I was scared, but I was determined not to show it, and I was watching every second for the break I hoped would come. Only it didn't come.
They walked me up to that tree, and suddenly I made up my mind. If they were going to kill me they might as well get it done. One thing I knew. Nobody was going to tie me up to a tree. Not unless I was dead or unconscious.
So I made ready. If I turned fast I might lay a hand on one of those rifles, and if I had one of those I'd take somebody with me when I passed in my checks.
"Hey," somebody said. "Who's that?"
A rider was coming along the road, coming slow and easy. He was a tall man who rode well up in the saddle, and he came riding straight on.
"Hell," one of the men said, "it's Nolan Sackett!"
"Get on with it," Dorinda said irritably.
"This is no affair of his."
He rode right on up to us, and despite what Dorinda had said, nobody did anything but watch him come, including me.
"Howdy, boys!" His eyes had plenty of time to take in the situation. "If you're after that gold I figure I should be in for a share."
"You're in for nothing!" Dorinda said angrily. "Get on with it, Clymer!"

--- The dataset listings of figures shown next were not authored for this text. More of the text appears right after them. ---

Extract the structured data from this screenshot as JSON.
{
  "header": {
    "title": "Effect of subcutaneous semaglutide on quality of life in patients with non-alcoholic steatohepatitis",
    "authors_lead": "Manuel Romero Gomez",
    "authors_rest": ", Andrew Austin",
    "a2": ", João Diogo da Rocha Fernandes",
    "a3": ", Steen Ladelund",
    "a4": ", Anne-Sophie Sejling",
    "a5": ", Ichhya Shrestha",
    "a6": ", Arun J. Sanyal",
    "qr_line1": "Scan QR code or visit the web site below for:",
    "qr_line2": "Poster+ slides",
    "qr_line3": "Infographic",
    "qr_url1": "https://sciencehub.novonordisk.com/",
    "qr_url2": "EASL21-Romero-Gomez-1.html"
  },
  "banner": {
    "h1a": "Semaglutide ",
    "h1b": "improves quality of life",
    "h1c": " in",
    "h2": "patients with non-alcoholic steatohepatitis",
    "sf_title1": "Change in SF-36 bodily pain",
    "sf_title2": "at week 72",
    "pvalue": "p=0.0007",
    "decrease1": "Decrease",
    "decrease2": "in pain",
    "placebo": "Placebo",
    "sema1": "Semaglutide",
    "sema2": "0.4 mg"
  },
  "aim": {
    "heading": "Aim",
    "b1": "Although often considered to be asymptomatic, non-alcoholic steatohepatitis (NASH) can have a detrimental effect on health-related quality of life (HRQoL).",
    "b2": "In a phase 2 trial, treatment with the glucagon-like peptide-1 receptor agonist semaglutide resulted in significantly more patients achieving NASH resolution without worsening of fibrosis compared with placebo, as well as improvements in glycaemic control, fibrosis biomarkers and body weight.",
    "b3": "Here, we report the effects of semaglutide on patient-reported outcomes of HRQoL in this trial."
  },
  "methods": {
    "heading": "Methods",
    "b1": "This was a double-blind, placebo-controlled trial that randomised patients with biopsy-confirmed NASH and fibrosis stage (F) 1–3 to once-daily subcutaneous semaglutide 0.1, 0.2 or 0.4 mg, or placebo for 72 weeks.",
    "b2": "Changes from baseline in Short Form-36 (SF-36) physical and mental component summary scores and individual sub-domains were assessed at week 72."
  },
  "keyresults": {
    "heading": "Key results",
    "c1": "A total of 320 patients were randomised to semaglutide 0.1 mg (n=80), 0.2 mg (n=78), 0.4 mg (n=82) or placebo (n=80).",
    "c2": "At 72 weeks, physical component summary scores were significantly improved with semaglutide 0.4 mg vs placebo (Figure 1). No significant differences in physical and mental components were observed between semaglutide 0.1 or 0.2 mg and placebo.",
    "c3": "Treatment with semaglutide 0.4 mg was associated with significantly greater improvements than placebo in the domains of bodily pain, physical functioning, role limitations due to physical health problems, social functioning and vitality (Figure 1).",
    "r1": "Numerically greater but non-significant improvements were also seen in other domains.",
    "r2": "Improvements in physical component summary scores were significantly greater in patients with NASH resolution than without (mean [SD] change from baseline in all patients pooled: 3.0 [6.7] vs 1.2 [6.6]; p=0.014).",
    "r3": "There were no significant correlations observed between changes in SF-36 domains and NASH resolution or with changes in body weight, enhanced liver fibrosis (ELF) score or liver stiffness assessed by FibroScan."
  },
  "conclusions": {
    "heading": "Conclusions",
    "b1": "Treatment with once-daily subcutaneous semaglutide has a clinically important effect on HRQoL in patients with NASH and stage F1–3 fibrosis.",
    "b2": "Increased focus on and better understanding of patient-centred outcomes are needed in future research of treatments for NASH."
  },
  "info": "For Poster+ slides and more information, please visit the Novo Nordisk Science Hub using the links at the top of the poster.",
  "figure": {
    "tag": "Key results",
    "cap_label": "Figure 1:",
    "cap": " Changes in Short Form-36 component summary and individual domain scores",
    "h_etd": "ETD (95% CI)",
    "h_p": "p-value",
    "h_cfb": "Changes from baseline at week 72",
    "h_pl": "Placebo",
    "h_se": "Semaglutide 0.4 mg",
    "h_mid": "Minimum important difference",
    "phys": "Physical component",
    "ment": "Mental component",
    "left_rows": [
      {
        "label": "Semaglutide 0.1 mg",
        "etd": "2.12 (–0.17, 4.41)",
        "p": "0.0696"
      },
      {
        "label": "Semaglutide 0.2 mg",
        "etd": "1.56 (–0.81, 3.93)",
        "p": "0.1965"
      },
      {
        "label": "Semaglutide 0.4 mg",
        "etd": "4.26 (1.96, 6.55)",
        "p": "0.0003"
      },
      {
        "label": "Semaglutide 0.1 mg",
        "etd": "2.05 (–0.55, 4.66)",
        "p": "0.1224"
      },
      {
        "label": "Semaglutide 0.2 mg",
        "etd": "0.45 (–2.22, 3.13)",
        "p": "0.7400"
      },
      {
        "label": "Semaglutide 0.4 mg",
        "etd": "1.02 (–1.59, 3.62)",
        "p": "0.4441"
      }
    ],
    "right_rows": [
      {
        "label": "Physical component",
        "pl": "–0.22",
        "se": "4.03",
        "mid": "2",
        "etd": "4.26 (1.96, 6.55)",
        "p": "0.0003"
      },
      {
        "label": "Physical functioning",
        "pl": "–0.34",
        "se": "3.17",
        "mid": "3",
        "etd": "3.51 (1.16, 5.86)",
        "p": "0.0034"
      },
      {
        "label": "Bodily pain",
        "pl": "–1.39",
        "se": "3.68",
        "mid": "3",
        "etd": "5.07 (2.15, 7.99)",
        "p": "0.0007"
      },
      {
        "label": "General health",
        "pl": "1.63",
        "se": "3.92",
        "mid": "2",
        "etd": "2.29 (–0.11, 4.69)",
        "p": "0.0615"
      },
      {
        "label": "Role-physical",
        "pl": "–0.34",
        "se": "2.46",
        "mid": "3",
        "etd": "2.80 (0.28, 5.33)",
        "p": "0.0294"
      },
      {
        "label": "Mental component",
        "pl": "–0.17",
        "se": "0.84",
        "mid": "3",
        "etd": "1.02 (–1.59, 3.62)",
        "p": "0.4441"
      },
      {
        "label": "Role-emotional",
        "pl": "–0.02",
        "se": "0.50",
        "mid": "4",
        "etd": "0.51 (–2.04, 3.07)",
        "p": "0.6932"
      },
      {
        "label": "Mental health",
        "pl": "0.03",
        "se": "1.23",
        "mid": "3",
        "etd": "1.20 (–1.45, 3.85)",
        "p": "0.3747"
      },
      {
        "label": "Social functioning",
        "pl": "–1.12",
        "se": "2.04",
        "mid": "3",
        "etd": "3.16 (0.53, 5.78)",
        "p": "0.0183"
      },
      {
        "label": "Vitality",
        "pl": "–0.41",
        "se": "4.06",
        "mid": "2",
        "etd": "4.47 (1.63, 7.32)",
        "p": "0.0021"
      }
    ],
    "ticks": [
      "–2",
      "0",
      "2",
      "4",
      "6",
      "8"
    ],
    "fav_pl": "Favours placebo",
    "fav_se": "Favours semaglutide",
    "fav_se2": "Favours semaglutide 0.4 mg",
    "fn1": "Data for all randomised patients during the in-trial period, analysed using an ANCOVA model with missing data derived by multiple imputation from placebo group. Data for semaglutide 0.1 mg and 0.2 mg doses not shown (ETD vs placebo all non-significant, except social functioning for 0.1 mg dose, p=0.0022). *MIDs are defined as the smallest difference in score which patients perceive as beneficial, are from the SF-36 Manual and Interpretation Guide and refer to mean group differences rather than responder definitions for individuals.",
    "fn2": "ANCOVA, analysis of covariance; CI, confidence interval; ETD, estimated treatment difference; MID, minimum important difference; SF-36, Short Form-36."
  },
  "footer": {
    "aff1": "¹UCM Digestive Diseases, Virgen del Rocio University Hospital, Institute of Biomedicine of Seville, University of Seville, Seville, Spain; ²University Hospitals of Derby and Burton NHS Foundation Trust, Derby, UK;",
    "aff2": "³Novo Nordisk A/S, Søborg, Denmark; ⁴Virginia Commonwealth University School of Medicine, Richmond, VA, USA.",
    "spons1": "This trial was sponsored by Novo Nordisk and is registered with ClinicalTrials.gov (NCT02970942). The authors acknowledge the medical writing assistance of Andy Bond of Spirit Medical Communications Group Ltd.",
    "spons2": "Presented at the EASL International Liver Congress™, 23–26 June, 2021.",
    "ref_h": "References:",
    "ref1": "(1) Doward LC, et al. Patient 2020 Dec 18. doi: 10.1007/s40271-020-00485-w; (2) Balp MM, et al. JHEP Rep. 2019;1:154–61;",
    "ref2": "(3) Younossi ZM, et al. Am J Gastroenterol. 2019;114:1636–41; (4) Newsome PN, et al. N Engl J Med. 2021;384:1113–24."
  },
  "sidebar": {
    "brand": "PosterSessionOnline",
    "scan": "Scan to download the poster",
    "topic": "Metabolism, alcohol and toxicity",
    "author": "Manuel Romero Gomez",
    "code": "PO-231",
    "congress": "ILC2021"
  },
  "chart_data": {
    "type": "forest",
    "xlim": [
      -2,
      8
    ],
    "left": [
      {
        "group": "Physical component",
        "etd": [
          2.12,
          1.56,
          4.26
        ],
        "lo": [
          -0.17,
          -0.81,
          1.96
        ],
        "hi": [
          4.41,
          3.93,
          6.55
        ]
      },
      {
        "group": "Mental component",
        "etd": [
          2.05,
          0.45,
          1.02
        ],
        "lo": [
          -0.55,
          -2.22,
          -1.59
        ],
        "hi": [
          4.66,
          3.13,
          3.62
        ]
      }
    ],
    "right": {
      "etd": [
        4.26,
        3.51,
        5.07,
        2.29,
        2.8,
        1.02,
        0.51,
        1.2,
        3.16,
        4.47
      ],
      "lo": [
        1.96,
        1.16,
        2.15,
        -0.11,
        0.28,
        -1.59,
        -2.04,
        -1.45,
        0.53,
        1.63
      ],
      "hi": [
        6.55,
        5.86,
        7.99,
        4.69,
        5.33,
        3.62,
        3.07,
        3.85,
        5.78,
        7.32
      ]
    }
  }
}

Nolan, he looked over at me and grinned, and then he taken a pistol from under his coat and tossed it to me.
It was as simple as that.
He just flicked that pistol over and I reached up and snared it, and then we stood there with two guns on them, his and mine.
It caught them flat-footed and off guard.
They just didn't expect anything like that, for Nolan was one of them. The trouble was, he was also a Sackett, and blood runs thicker than branch water.
Dorinda didn't cut up and scream like some women might, although she was mad enough to fight a cougar. She just looked at him and then at me.
"You boys mount up and ride," Nolan told them. "This here's a cousin of mine, or some sort of kin, and whilst I might have let you shoot him, I don't cotton to seeing that Yaqui skin no Sackett out of his hide. You boys just ride out of here and count it time well spent."
"What if we don't?" Clymer asked belligerently.
"Well," I said, "you outnumber us, but by the time we get through shootin' a whole lot of you are going to be dead, and us, too, so what will you be fighting for?"
"The hell with it," one man said, and turned his horse; and after that they just drifted away, leaving us there with Dorinda Robiseau.
"Nolan," I said, "I've got it in mind to buy goods over at Newhall's place and pack them across the Mojave to the Arizona mines.
That's a lot of mules for one man."
"You got you a partner," he said.
He looked over at Dorinda. "You want to come with us, Abigail?"
"I'll see you in hell first," she said, and turning her horse, she rode off.
That was no way for a lady to talk.
A few miles down the trail I said to Nolan, "You called her Abigail."
"Sure ... didn't you know? She's one of those no-account Trelawney girls from back yonder in the hills."
Well, I'd be damned! So that was Abigail Trelawney. But it was kind of dark back of the schoolhouse that night, and I never could tell those Trelawney girls apart.